My 8 year old has one very distinct advantage growing up that I never had, and it will only be amplified as my 2 year-old comes along: technology.

Sure, technology was around when I was young but it pales in comparison to when I was her age.

Heck, even my 2 year old can use an iPad well enough to find Sesame Street songs on YouTube. That’s both outstanding and horrifying.

I may be one of the best examples of what technology can do both to you and for you. I grew up in a time where home computers were just beginning to become common. Not everyone had one. They were huge. I remember getting one in middle school that took up most of an average size desk.  And they were expensive. They’re not cheap now, but a low-end unit in the 80s cost what a high-end unit costs now.

Around the seventh grade I started relying on our home computer for most basic word processing. No longer did I have to write essays or book reports. I could just type them. Goodbye writer’s cramp!

Remember grabbing your wrist and shaking your hand like that was going to help?

The popularity of computers exploded about the time I hit high school and they were commonplace in college.

I quickly embraced technology. I loved it. I still do. However, it’s not all great. Technological advancements have cost me something very special. Something I worked years to cultivate. And no matter how hard I try, I can’t seem to get it back.

My handwriting.

Something as basic and fundamental as penmanship has been obliterated by my preference to type. Several factors are working against my penmanship here, including my profession. When you have to take notes long-hand at the speed which most people talk, you develop your own system of hieroglyphics.
That, too, will destroy your handwriting – but that’s beside the point.
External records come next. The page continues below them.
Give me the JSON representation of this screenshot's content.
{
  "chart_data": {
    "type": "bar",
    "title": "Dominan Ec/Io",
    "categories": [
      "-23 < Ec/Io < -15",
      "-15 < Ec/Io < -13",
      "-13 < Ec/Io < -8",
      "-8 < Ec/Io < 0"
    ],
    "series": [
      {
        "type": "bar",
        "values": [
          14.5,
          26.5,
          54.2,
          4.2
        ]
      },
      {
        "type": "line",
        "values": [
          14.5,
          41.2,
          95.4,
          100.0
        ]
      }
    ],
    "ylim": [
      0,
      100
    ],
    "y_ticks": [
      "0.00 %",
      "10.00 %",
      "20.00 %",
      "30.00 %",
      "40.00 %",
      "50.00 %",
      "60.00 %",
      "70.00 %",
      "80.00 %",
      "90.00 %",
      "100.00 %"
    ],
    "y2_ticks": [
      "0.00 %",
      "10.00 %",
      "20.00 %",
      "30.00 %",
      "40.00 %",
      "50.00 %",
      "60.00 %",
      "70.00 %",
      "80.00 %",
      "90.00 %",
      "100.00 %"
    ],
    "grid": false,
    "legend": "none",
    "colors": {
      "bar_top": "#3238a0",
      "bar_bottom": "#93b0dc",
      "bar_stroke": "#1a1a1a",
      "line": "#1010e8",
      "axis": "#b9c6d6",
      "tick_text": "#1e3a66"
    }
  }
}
I became so reliant on technology to help me with my job that I stopped concentrating on fundamentals.

Is that happening in your service department? Are your service techs so tuned in with their computers and diagnostic tests that their fundamentals are not as polished as they once were?

I’ve talked to several fleet owners and managers who say this time is already upon us. Today’s techs have been trained to turn on a computer before they turn a wrench.

Emphasis on technology training is important, especially with advancements in onboard computers. What on a truck these days isn’t controlled by the unit’s master computer? Understanding how to diagnose the problem through the computer is a big deal.

However, under that computer rests an internal combustion engine. It’s undergone a lot of peripheral changes in the past 100-plus years but the principle is still the same.

Spark + fuel = combustion.

The computer and technology are the ‘solve for X’ formulas we all love so much.

How many thousands of sensors did your shop replace in 2012?

The shop computer may tell you a sensor has gone bad. That’s easy. Replace the sensor. You’re done. The customer is back on the road and they’re loving you. What the computer didn’t tell you is whether or not something caused the sensor to go bad, and what that something was.

Was it just a bad sensor? Hey, that happens, right? Or was there a larger issue that “fried” the sensor? Did you fix the problem or did you fix the cause?

You won’t find a lot of those answers in your shop computer.

Embrace the old timers in your shop – and their knowledge and philosophies – while you have them. Pair them up with the young guns coming on board who know more about technology than you or I ever will.

If you’ve got a technological marvel who’s technically inclined, you’ve got a special kind of employee – an employee that can make your shop a lot of money and his/her associates better mechanics.

And you may even find it in your heart to forgive their bad handwriting.